It was less than a week ago that I completed my Rome to Rumi pilgrimage. As I neared Konya an image began forming in my mind that seemed to reflect the nature of this mystical search for God/the Source of Life/Soul. I almost shared it in the days when I was off my bike and just getting to know the city of Konya better. But it felt like it needed a little more ripening before I plucked it from the branches of my busy mind.
I was thinking about the few concerns that have been expressed by some acquaintances about my continual “searching” as if there was a hope that I would find what I was seeking and finally settle down. As I thought about this I was struck by the irony that if a person decides to return to school for a further degree, it is often lauded as ambitious. Yet, there is something about these types of pilgrimages (like the trips to India in the 60’s) that are seen simply as trying to “find oneself.”
Three years ago I was faced with the decision of whether it was time to return to school for another graduate degree as I accepted the reality of the erosion of professional ministry. I was 52 years old at the time. After weeks of discussion and reflection with my therapist I came to a decision. To pursue the degree I wanted (a PhD in mythological studies) would require nearly seven years of my life and tens of thousands of dollars. Financially, it did not make sense. But, more than that, we decided that I would benefit as much from my own endeavors to understand the soul of our cultures as I would from a formal degree program.

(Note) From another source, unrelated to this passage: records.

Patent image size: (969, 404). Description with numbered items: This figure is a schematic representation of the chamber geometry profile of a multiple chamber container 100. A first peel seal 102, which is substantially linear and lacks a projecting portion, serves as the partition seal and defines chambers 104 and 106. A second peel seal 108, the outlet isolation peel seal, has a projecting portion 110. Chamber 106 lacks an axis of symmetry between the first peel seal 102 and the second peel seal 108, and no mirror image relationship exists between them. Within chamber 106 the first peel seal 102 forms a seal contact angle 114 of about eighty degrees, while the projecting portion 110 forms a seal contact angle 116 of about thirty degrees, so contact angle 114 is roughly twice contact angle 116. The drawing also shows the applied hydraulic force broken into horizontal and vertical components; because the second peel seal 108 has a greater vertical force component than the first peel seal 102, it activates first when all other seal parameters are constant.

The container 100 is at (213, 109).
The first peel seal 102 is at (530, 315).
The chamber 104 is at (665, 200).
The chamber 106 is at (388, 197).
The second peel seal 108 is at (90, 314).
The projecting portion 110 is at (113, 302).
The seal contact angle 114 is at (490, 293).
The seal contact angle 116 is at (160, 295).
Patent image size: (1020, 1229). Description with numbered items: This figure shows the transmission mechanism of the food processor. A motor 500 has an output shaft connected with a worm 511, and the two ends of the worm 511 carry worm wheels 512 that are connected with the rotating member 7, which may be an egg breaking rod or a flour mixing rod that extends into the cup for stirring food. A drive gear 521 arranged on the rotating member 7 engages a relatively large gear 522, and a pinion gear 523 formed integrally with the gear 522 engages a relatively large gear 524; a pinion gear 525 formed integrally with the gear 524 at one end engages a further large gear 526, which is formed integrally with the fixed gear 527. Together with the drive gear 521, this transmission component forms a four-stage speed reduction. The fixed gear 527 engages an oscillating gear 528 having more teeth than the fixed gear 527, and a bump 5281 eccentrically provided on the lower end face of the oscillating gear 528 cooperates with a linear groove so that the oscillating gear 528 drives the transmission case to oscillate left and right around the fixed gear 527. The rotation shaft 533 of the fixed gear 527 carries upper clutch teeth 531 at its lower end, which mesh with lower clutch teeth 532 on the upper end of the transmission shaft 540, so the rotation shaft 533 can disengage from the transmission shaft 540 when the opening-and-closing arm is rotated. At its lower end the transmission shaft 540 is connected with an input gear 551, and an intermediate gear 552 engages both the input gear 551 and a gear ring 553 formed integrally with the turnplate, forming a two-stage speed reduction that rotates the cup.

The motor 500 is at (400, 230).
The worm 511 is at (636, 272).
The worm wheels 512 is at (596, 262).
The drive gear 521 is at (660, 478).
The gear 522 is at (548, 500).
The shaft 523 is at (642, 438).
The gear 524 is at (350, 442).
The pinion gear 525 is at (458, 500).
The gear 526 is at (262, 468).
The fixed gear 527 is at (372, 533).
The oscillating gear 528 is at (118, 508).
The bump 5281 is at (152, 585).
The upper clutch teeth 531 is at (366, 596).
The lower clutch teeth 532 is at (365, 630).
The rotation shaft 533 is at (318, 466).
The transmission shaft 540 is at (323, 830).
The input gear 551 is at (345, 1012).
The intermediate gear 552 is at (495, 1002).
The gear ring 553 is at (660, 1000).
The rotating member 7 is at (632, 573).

As I neared Konya this image began to form for me that mirrored this mystical path that seems to have captivated me. It’s an image that is actually very familiar to Sunday morning Christians. Many communion liturgies lift up the words attributed Jesus as he informs his disciples, “I am the vine. You are the branches. Cut off from me you can do nothing.” I actually was thinking of the image of a tree, but this Biblical image will work just fine.
It was this image of the vine that revealed why I feel so strongly that this path that I have chosen is not mere navel-gazing. The mystical path is one of seeking, feeling, and living out of the deep connection that exists between all of us. If, as the metaphor suggests, we are the branches, Jesus is the vine, and God might be the roots, then God is not some foreign entity to try to understand, but literally part of us as we are part of God . I don’t need to get a PhD in world religions to understand the spirit that connects all of us; I only need to look deeply within myself to see the image of the One who is reflected in all of us.
The branch contains the same DNA as the vine and the roots. In fact, there really is no difference between the root, the vine and the branch. We only establish definitions for the sake of naming and organizing our world.
As I concluded my pilgrimage this was the growing awareness that swept over me. This apparent navel-gazing does not separate me from the people around me, but rather gives me a deeper appreciation and awareness of the forces that shape all of us. My grief may have its own particular form, but becoming an intimate partner with my grief allows me to recognize and connect with the particular expression of your grief. I follow my particular passions not at the expense of others, but in order to connect the deepest part of me with the deepest part of you.
Jesus says, “I am the vine. You are the branches.” Interesting. I wonder just where the vine ends and the branch begins. I wonder if we all are closer to God than we think. I wonder if the Source of life is not to be found in faraway places, but right here in the deepest parts of our souls.